Who harder to draw: Ed or Stede? Oh for sure Stede. I love Rhys Darby, but the man has like no lips. I stand by this meltdown.
One essential tip for beginner artists? Comparison is the thief of joy, don’t measure yourself against others - particularly when you’re finding your groove. Be self indulgent af. Also get a screen protector for whatever digital screen you draw on, and BACK. THINGS. UP. Whether in an online account, or on an external harddrive - or both?! BACK THAT SHIT UP.
Why OFMD? I’ve been in a few fandoms in the past, always as a pretty passive enjoyer, little fanart here or there, little fanfic sprinkled around, but there’s just something about the way this fandom feels? It feels like a group of friends who’ve got their own lives and their goals, but they still exist in each other's orbit, it’s like this feeling of returning home to somewhere you’re always welcome. There’s so many good moments in the show for both comedy and some gut wrenching pathos. Sign up for the hot guy in leather and get got by this beautiful delicate little love story. It’s something about queer joy of thriving, not just surviving. Something about finding love and romance no matter your age or what’s past before.
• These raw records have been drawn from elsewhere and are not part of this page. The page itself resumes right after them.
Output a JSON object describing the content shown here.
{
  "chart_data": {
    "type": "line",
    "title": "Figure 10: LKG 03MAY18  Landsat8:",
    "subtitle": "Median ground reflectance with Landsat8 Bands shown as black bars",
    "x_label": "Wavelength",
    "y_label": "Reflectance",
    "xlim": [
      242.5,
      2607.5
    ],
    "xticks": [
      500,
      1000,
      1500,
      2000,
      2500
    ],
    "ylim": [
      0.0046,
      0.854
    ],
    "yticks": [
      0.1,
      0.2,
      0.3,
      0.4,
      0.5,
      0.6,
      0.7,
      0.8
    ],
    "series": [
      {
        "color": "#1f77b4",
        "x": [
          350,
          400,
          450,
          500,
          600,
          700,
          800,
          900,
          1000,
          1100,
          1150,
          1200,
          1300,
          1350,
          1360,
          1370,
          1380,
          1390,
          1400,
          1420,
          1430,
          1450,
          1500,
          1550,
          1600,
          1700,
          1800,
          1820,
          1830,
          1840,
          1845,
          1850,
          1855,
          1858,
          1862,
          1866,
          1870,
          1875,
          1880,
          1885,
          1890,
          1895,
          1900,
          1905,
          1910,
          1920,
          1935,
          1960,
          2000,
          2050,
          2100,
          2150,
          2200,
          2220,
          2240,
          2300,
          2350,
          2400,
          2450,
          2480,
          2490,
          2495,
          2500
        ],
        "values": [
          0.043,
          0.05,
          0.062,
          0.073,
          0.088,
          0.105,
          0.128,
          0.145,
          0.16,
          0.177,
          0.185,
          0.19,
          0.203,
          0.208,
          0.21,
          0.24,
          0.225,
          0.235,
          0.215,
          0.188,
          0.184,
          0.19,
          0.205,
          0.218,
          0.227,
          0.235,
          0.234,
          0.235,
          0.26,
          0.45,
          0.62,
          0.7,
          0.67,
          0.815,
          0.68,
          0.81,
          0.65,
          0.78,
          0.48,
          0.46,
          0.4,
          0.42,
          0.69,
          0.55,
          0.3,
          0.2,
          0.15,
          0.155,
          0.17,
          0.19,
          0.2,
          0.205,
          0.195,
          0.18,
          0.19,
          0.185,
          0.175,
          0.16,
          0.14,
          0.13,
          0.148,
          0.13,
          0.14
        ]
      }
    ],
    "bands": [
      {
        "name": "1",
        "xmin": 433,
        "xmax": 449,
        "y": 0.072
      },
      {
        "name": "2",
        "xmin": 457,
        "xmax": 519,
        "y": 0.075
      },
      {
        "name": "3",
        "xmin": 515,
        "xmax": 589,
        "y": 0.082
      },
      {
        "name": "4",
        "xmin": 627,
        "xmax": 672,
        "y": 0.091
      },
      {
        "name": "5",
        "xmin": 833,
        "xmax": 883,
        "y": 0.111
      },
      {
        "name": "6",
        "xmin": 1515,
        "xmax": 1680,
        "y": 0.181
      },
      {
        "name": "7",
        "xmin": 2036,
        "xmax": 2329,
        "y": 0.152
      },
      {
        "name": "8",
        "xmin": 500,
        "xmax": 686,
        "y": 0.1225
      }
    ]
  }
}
Something about found family, and unlikely friendships, and community and silliness. I was already a goner when Taika put on the wig, but then when he teared up in a blanket fort while trying not to die? Excuse me sir, I did not need feelings that powerful. It was literally waking me up at night thinking about his last shot weeping in the nook - like are you kidding me?! I’m supposed to finish watching and be normal after that??